View larger version (52K): [in a new window]   Fig. 5. FLNa-CEACAM1-L interaction inhibits wound healing. (A) Monolayers of M2, A7, M2-CC1 and A7-CC1 cells were scratched with a pipette tip and images were taken immediately, 24 and 48 hours after wounding. Bar, 100 µm. (B) Distances between wound edges after 0, 24 and 48 hours were measured. Mean wound closure after 24 and 48 hours in 4 independent experiments and standard deviation are shown. (C) Time-lapse analysis of M2, A7, M2-CC1 and A7-CC1 cells after wounding. Single cells detaching from the wound edge are labeled with an asterisk. Representative details of the supplementary Movies are shown. (D) Spontaneous cell scattering of M2, A7, M2-CC1 and A7-CC1 cells. Single cells were seeded sparsely and were allowed to grow for 10 days. Bar, 10 µm.

View larger version (66K): [in a new window]   Fig. 6. CEACAM1-L and FLNa are recruited to cell-cell contacts after wounding. (A) Indirect immunofluorescence of CEACAM1 (mAb 4/3/17) in M2-CC1 and A7-CC1 cells. (B) Indirect immunofluorescence of FLNa (mAb FLMN01) in A7 and A7-CC1 cells. Monolayers were fixed at the indicated time points. Bars, 5 µm.

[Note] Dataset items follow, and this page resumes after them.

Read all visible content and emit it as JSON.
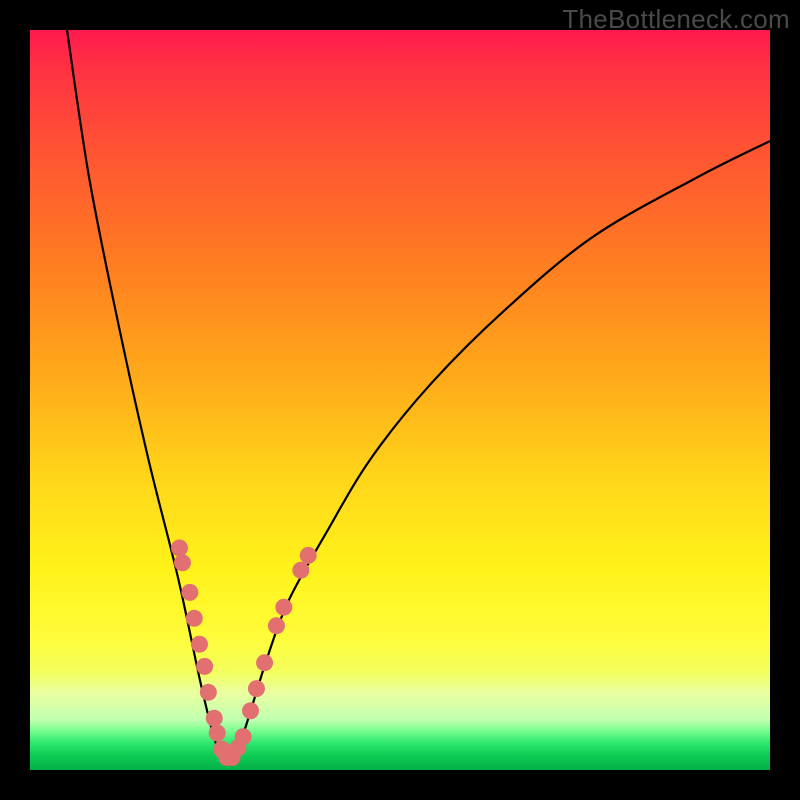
{
  "watermark": "TheBottleneck.com",
  "colors": {
    "curve_stroke": "#000000",
    "dot_fill": "#e27070",
    "frame_bg": "#000000"
  },
  "chart_data": {
    "type": "line",
    "title": "",
    "xlabel": "",
    "ylabel": "",
    "xlim": [
      0,
      100
    ],
    "ylim": [
      0,
      100
    ],
    "note": "Bottleneck-style V curve on red→yellow→green gradient. No numeric axes shown; values estimated from pixel positions on 0–100 normalized axes (y=0 top, y=100 bottom/green).",
    "series": [
      {
        "name": "bottleneck-curve",
        "x": [
          5,
          8,
          12,
          16,
          20,
          23,
          25,
          26.5,
          28.5,
          32,
          35,
          40,
          46,
          54,
          64,
          76,
          90,
          100
        ],
        "y": [
          0,
          20,
          40,
          58,
          74,
          88,
          96,
          99,
          96,
          85,
          77,
          68,
          58,
          48,
          38,
          28,
          20,
          15
        ]
      }
    ],
    "markers": [
      {
        "name": "left-cluster",
        "points": [
          {
            "x": 20.2,
            "y": 70
          },
          {
            "x": 20.6,
            "y": 72
          },
          {
            "x": 21.6,
            "y": 76
          },
          {
            "x": 22.2,
            "y": 79.5
          },
          {
            "x": 22.9,
            "y": 83
          },
          {
            "x": 23.6,
            "y": 86
          },
          {
            "x": 24.1,
            "y": 89.5
          },
          {
            "x": 24.9,
            "y": 93
          },
          {
            "x": 25.3,
            "y": 95
          },
          {
            "x": 25.9,
            "y": 97.2
          },
          {
            "x": 26.6,
            "y": 98.3
          },
          {
            "x": 27.3,
            "y": 98.3
          }
        ]
      },
      {
        "name": "right-cluster",
        "points": [
          {
            "x": 28.1,
            "y": 97
          },
          {
            "x": 28.8,
            "y": 95.5
          },
          {
            "x": 29.8,
            "y": 92
          },
          {
            "x": 30.6,
            "y": 89
          },
          {
            "x": 31.7,
            "y": 85.5
          },
          {
            "x": 33.3,
            "y": 80.5
          },
          {
            "x": 34.3,
            "y": 78
          },
          {
            "x": 36.6,
            "y": 73
          },
          {
            "x": 37.6,
            "y": 71
          }
        ]
      }
    ]
  }
}
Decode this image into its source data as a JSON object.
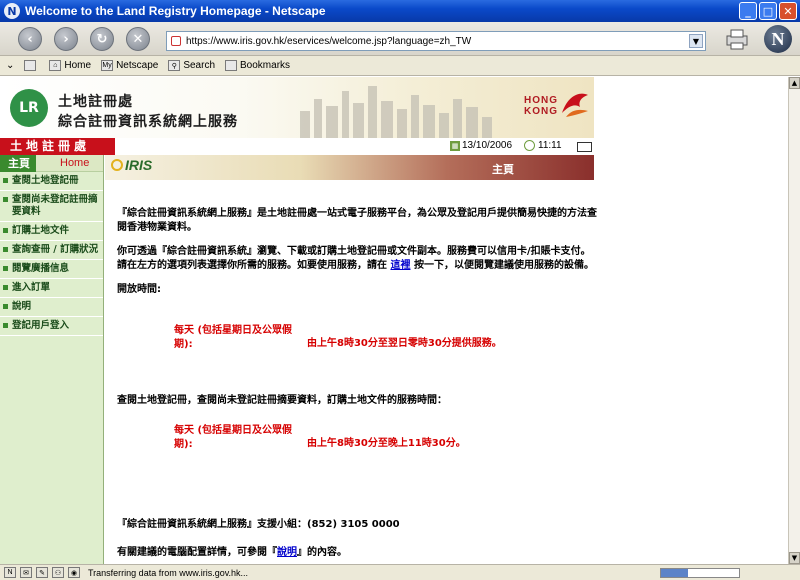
{
  "window": {
    "title": "Welcome to the Land Registry Homepage - Netscape"
  },
  "navbar": {
    "url": "https://www.iris.gov.hk/eservices/welcome.jsp?language=zh_TW"
  },
  "personal_toolbar": {
    "items": [
      {
        "label": "Home",
        "icon": "home-icon"
      },
      {
        "label": "Netscape",
        "icon": "my-netscape-icon"
      },
      {
        "label": "Search",
        "icon": "search-icon"
      },
      {
        "label": "Bookmarks",
        "icon": "bookmarks-icon"
      }
    ]
  },
  "header": {
    "title_line1": "土地註冊處",
    "title_line2": "綜合註冊資訊系統網上服務",
    "hk_brand": "HONG KONG",
    "dept_bar": "土地註冊處",
    "date": "13/10/2006",
    "time": "11:11"
  },
  "leftmenu": {
    "home_zh": "主頁",
    "home_en": "Home",
    "items": [
      "查閱土地登記冊",
      "查閱尚未登記註冊摘要資料",
      "訂購土地文件",
      "查詢查冊 / 訂購狀況",
      "閱覽廣播信息",
      "進入訂單",
      "說明",
      "登記用戶登入"
    ]
  },
  "iris_banner": {
    "logo": "IRIS",
    "section": "主頁"
  },
  "content": {
    "p1": "『綜合註冊資訊系統網上服務』是土地註冊處一站式電子服務平台，為公眾及登記用戶提供簡易快捷的方法查閱香港物業資料。",
    "p2_before": "你可透過『綜合註冊資訊系統』瀏覽、下載或訂購土地登記冊或文件副本。服務費可以信用卡/扣賬卡支付。請在左方的選項列表選擇你所需的服務。如要使用服務，請在 ",
    "p2_link": "這裡",
    "p2_after": " 按一下，以便閱覽建議使用服務的設備。",
    "open_hours_label": "開放時間:",
    "hours1_days": "每天 (包括星期日及公眾假期):",
    "hours1_time": "由上午8時30分至翌日零時30分提供服務。",
    "service_hours_label": "查閱土地登記冊，查閱尚未登記註冊摘要資料，訂購土地文件的服務時間：",
    "hours2_days": "每天 (包括星期日及公眾假期):",
    "hours2_time": "由上午8時30分至晚上11時30分。",
    "support": "『綜合註冊資訊系統網上服務』支援小組：(852) 3105 0000",
    "config_before": "有關建議的電腦配置詳情，可參閱『",
    "config_link": "說明",
    "config_after": "』的內容。"
  },
  "statusbar": {
    "text": "Transferring data from www.iris.gov.hk...",
    "progress": 0.35
  }
}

View larger version (89K): [in a new window]   Fig. 7. CEACAM1-L expression alters F-actin assembly and tyrosine phosphorylation in M2 and A7 cells during wound healing. Indirect immunofluorescence of F-actin (phalloidin, A) and phospho-tyrosine (p-Tyr, B) in M2, A7, M2-CC1 and A7-CC1 cells. Wounded monolayers were fixed at the indicated time points. Arrowheads indicate mature focal adhesions (B, right panel). Bars, 5 µm (C) Indirect immunofluorescence of vinculin in M2, A7, M2-CC1 and A7-CC1 cells. Monolayers were fixed 1 hour after wounding. Bar, 5 µm. (D,E) Phospho-tyrosine specific immunoprecipitations. Monolayers of M2, A7, M2-CC1 and A7-CC1 cells were either left untreated or were wounded with a multichannel pipette 1 hour prior to lysis. Equal amounts of lysates were immunoprecipitated with anti-p-Tyr mAb PY99. Blots were developed for FAK (D) and paxillin (E) (n=3).

View larger version (28K): [in a new window]   Fig. 8. Wounding and adhesion enhance binding of CEACAM1 to FLNa thereby disturbing the interaction of FLNa with the small GTPase RalA. (A) A7-CC1 cells were left untreated, wounded with a multichannel pipette, allowed to re-adhere to laminin-1, or kept in suspension for 1 hour prior to lysis. Lysates were immunoprecipitated with anti-CEACAM1 mAb 4/3/17. Blots of precipitations and of lysates were developed for co-precipitated FLNa with mAb FLMN01 and quantified. Mean amounts of FLNa co-precipitated by CEACAM1 are shown in the diagram with their standard deviations. (n=3) (B,C) Ral activation assay. A7 and A7-CC1 cells were treated as described above and precipitated with Sepharose-bound Ral-GTP binding domain. Blots of precipitations and of lysates were developed for RalA (B) and for FLNa (C) and quantified. Mean amounts of Ral-GTP and of co-precipitated FLNa are shown in the diagrams with their standard deviations (n=3).